Below them in the bright comfortable hall near a large log fire, they could see the little groups, that laughed and applauded, while Jack in company with a youth as lively and irresponsible as himself, feigned a merriment he was far from feeling. Paddy watched, and in her own quaint way, rebelled against a Fate that made puppets of herself and her friends, for she understood exactly what was passing in Jack’s mind.
Indeed, she was so engrossed that she gave quite a start when her companion, after watching her in silence for some minutes, remarked quietly:
“I’d give something to know what you are thinking of, Miss Adair.”
“Why! the group down there, of course,” she answered. “They look so pretty, don’t they, in evening dress, with the big old hall for background and the firelight on their faces?”
“Yes,” quietly, “but personally I can find a still more pleasing picture close at hand.”
“Oh, the moonlight!” with a gesture of impatience. “It’s making you look quite sentimental. Please don’t give way to it, though, because if so, I shall be obliged, to give up this comfortable chair and go to the hall. I can’t bear sentimental people; they irritate me frightfully.”

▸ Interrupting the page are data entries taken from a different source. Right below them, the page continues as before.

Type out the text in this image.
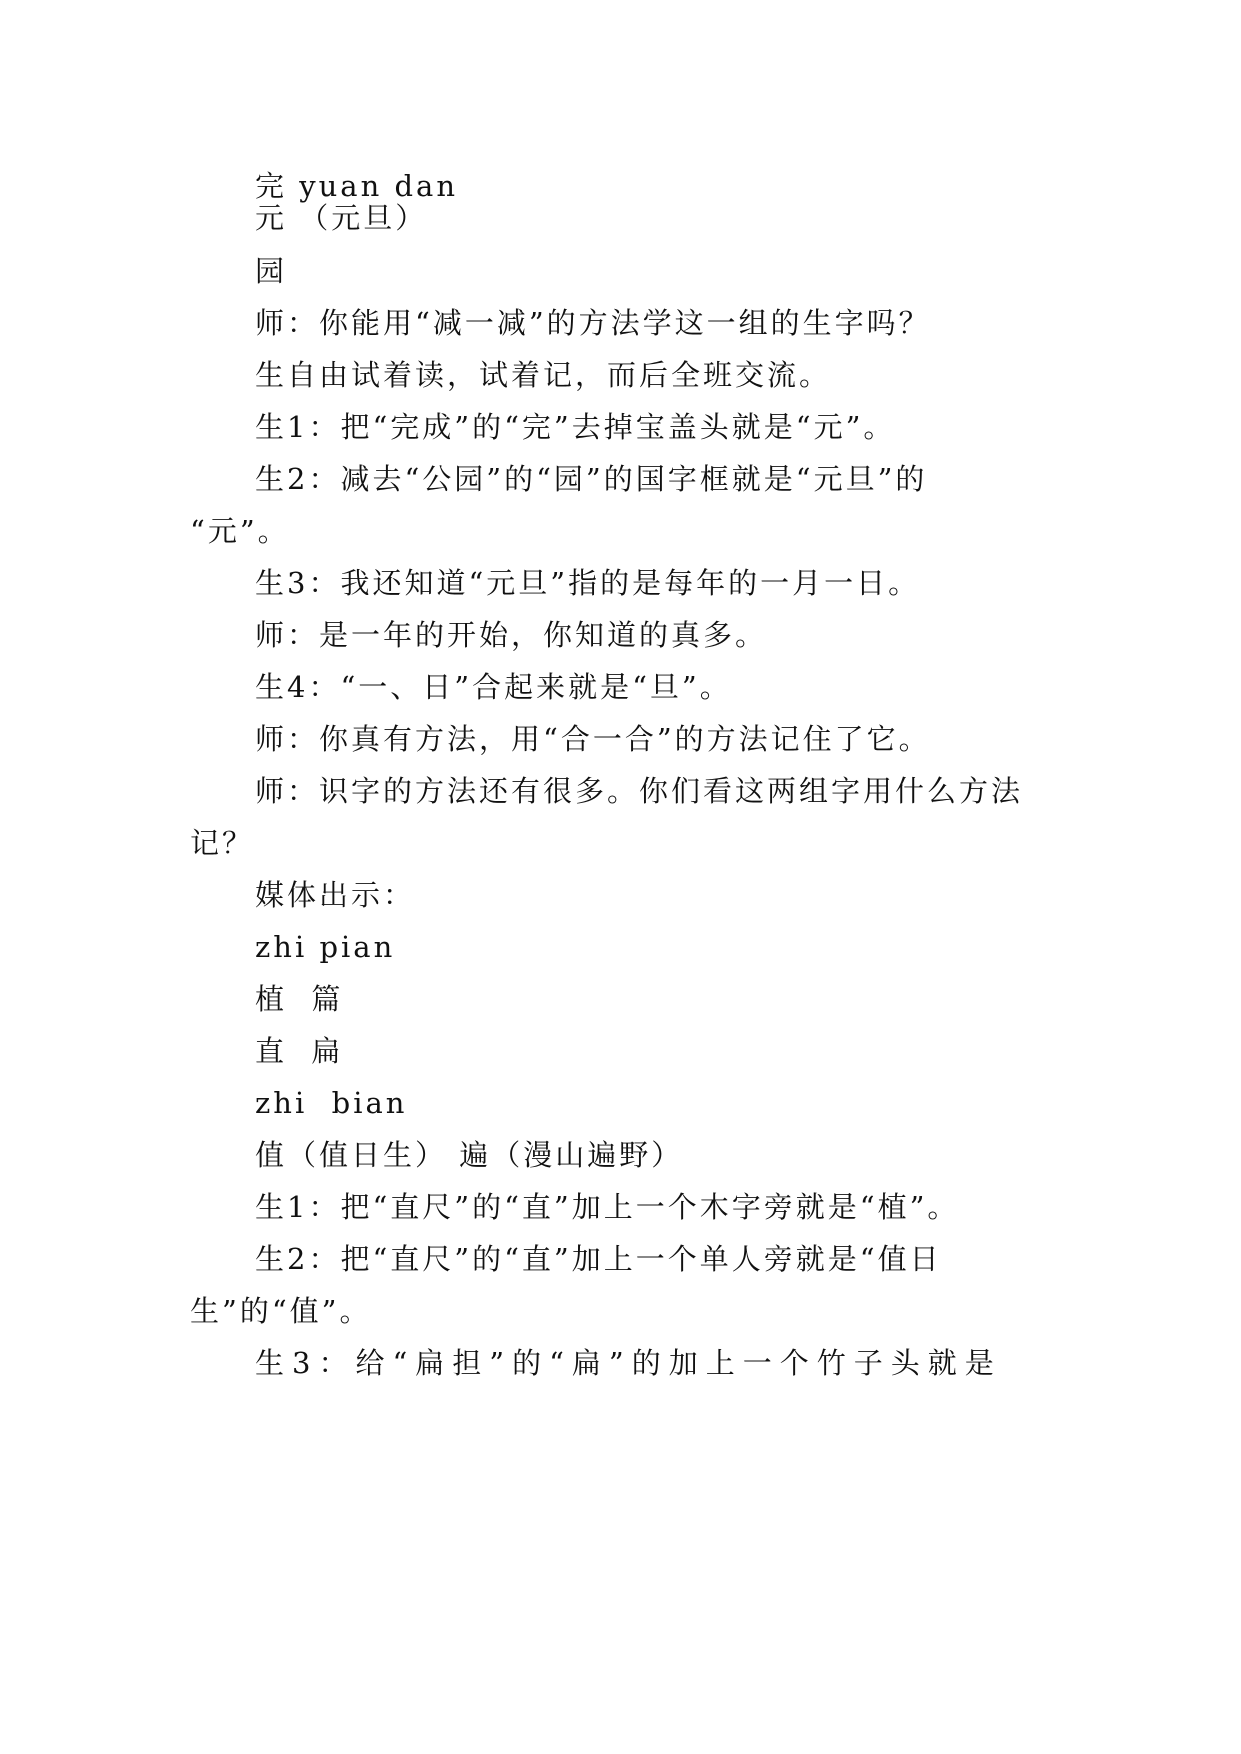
完 yuan dan
元 （元旦）
园
师：你能用“减一减”的方法学这一组的生字吗？
生自由试着读，试着记，而后全班交流。
生1：把“完成”的“完”去掉宝盖头就是“元”。
生2：减去“公园”的“园”的国字框就是“元旦”的
“元”。
生3：我还知道“元旦”指的是每年的一月一日。
师：是一年的开始，你知道的真多。
生4：“一、日”合起来就是“旦”。
师：你真有方法，用“合一合”的方法记住了它。
师：识字的方法还有很多。你们看这两组字用什么方法
记？
媒体出示：
zhi pian
植  篇
直  扁
zhi  bian
值（值日生） 遍（漫山遍野）
生1：把“直尺”的“直”加上一个木字旁就是“植”。
生2：把“直尺”的“直”加上一个单人旁就是“值日
生”的“值”。
生3：给“扁担”的“扁”的加上一个竹子头就是
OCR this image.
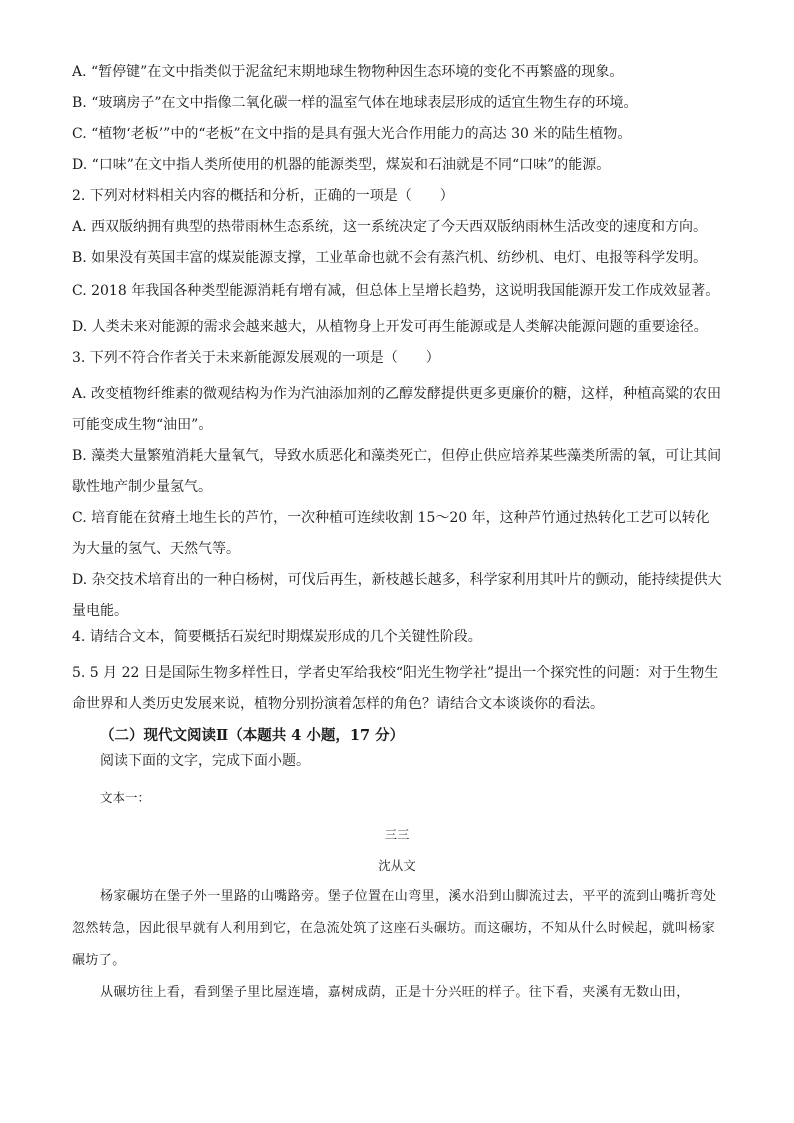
A. “暂停键”在文中指类似于泥盆纪末期地球生物物种因生态环境的变化不再繁盛的现象。
B. “玻璃房子”在文中指像二氧化碳一样的温室气体在地球表层形成的适宜生物生存的环境。
C. “植物‘老板’”中的“老板”在文中指的是具有强大光合作用能力的高达 30 米的陆生植物。
D. “口味”在文中指人类所使用的机器的能源类型，煤炭和石油就是不同“口味”的能源。
2. 下列对材料相关内容的概括和分析，正确的一项是（　　）
A. 西双版纳拥有典型的热带雨林生态系统，这一系统决定了今天西双版纳雨林生活改变的速度和方向。
B. 如果没有英国丰富的煤炭能源支撑，工业革命也就不会有蒸汽机、纺纱机、电灯、电报等科学发明。
C. 2018 年我国各种类型能源消耗有增有减，但总体上呈增长趋势，这说明我国能源开发工作成效显著。
D. 人类未来对能源的需求会越来越大，从植物身上开发可再生能源或是人类解决能源问题的重要途径。
3. 下列不符合作者关于未来新能源发展观的一项是（　　）
A. 改变植物纤维素的微观结构为作为汽油添加剂的乙醇发酵提供更多更廉价的糖，这样，种植高粱的农田可能变成生物“油田”。
B. 藻类大量繁殖消耗大量氧气，导致水质恶化和藻类死亡，但停止供应培养某些藻类所需的氧，可让其间歇性地产制少量氢气。
C. 培育能在贫瘠土地生长的芦竹，一次种植可连续收割 15～20 年，这种芦竹通过热转化工艺可以转化为大量的氢气、天然气等。
D. 杂交技术培育出的一种白杨树，可伐后再生，新枝越长越多，科学家利用其叶片的颤动，能持续提供大量电能。
4. 请结合文本，简要概括石炭纪时期煤炭形成的几个关键性阶段。
5. 5 月 22 日是国际生物多样性日，学者史军给我校“阳光生物学社”提出一个探究性的问题：对于生物生命世界和人类历史发展来说，植物分别扮演着怎样的角色？请结合文本谈谈你的看法。
（二）现代文阅读Ⅱ（本题共 4 小题，17 分）
阅读下面的文字，完成下面小题。
文本一：
三三
沈从文
杨家碾坊在堡子外一里路的山嘴路旁。堡子位置在山弯里，溪水沿到山脚流过去，平平的流到山嘴折弯处忽然转急，因此很早就有人利用到它，在急流处筑了这座石头碾坊。而这碾坊，不知从什么时候起，就叫杨家碾坊了。
从碾坊往上看，看到堡子里比屋连墙，嘉树成荫，正是十分兴旺的样子。往下看，夹溪有无数山田，
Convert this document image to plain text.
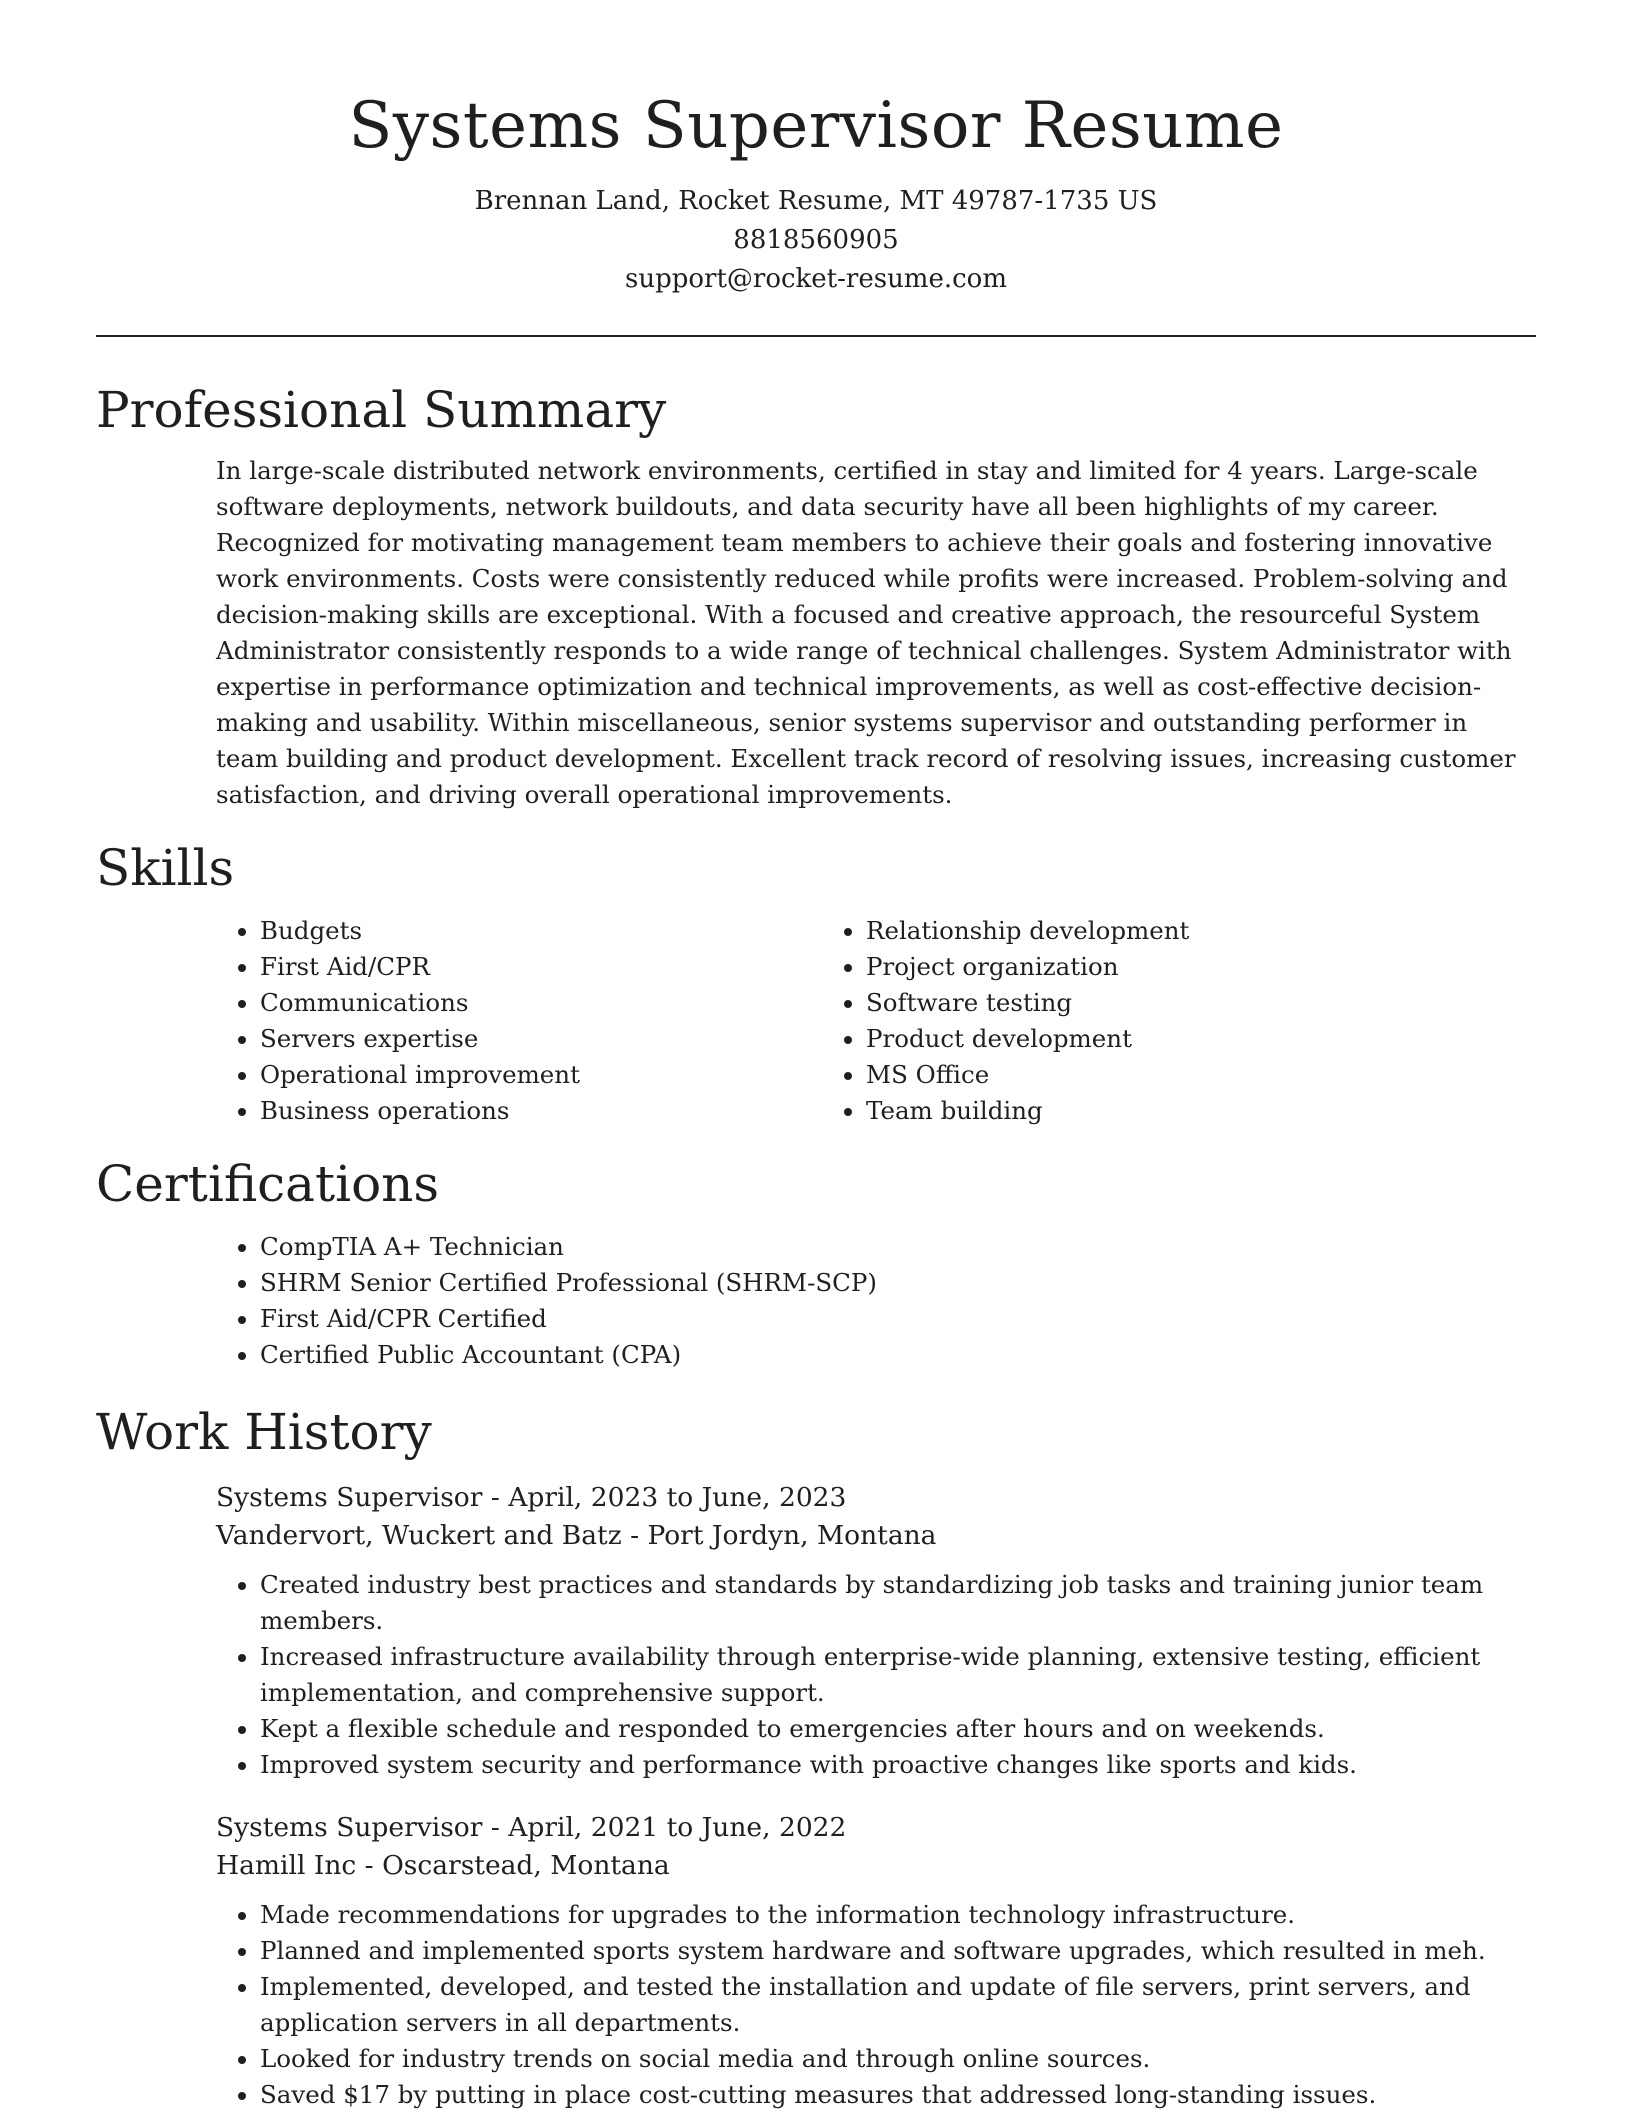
Systems Supervisor Resume
Brennan Land, Rocket Resume, MT 49787-1735 US
8818560905
support@rocket-resume.com
Professional Summary

In large-scale distributed network environments, certified in stay and limited for 4 years. Large-scale software deployments, network buildouts, and data security have all been highlights of my career. Recognized for motivating management team members to achieve their goals and fostering innovative work environments. Costs were consistently reduced while profits were increased. Problem-solving and decision-making skills are exceptional. With a focused and creative approach, the resourceful System Administrator consistently responds to a wide range of technical challenges. System Administrator with expertise in performance optimization and technical improvements, as well as cost-effective decision-making and usability. Within miscellaneous, senior systems supervisor and outstanding performer in team building and product development. Excellent track record of resolving issues, increasing customer satisfaction, and driving overall operational improvements.

Skills
• Budgets
• First Aid/CPR
• Communications
• Servers expertise
• Operational improvement
• Business operations
• Relationship development
• Project organization
• Software testing
• Product development
• MS Office
• Team building
Certifications
• CompTIA A+ Technician
• SHRM Senior Certified Professional (SHRM-SCP)
• First Aid/CPR Certified
• Certified Public Accountant (CPA)
Work History
Systems Supervisor - April, 2023 to June, 2023
Vandervort, Wuckert and Batz - Port Jordyn, Montana
• Created industry best practices and standards by standardizing job tasks and training junior team members.
• Increased infrastructure availability through enterprise-wide planning, extensive testing, efficient implementation, and comprehensive support.
• Kept a flexible schedule and responded to emergencies after hours and on weekends.
• Improved system security and performance with proactive changes like sports and kids.
Systems Supervisor - April, 2021 to June, 2022
Hamill Inc - Oscarstead, Montana
• Made recommendations for upgrades to the information technology infrastructure.
• Planned and implemented sports system hardware and software upgrades, which resulted in meh.
• Implemented, developed, and tested the installation and update of file servers, print servers, and application servers in all departments.
• Looked for industry trends on social media and through online sources.
• Saved $17 by putting in place cost-cutting measures that addressed long-standing issues.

The man smiled a little in the shadow, and the look of innate strength and resoluteness of purpose deepened on his face. There was that in Ted Masterman’s eyes to-night, as from the vantage ground of shadow, they jested unceasingly on Paddy’s face, which suggested a preparation for a struggle in which he meant to win.
How long or how short seemed a matter of little importance just then; for one instinctively saw in him the steady perseverance of the man who knows how to wait.
And it is generally to such the victory is given; for greater than the power of riches, or learning, is the power of knowing how to wait.
Ever since Ted Masterman helped a drenched, dripping figure of a girl into his little sailing yacht, and met that frank face that ended in laughter, in spite of her sorry plight, he had known himself her slave, and that henceforth the purpose of his life would be to win her. If the winning was to be hard, and suffering entailed, he was prepared to face it, because he knew that Paddy was worth the cost, whatever it proved, from the first time that he saw her in her own home.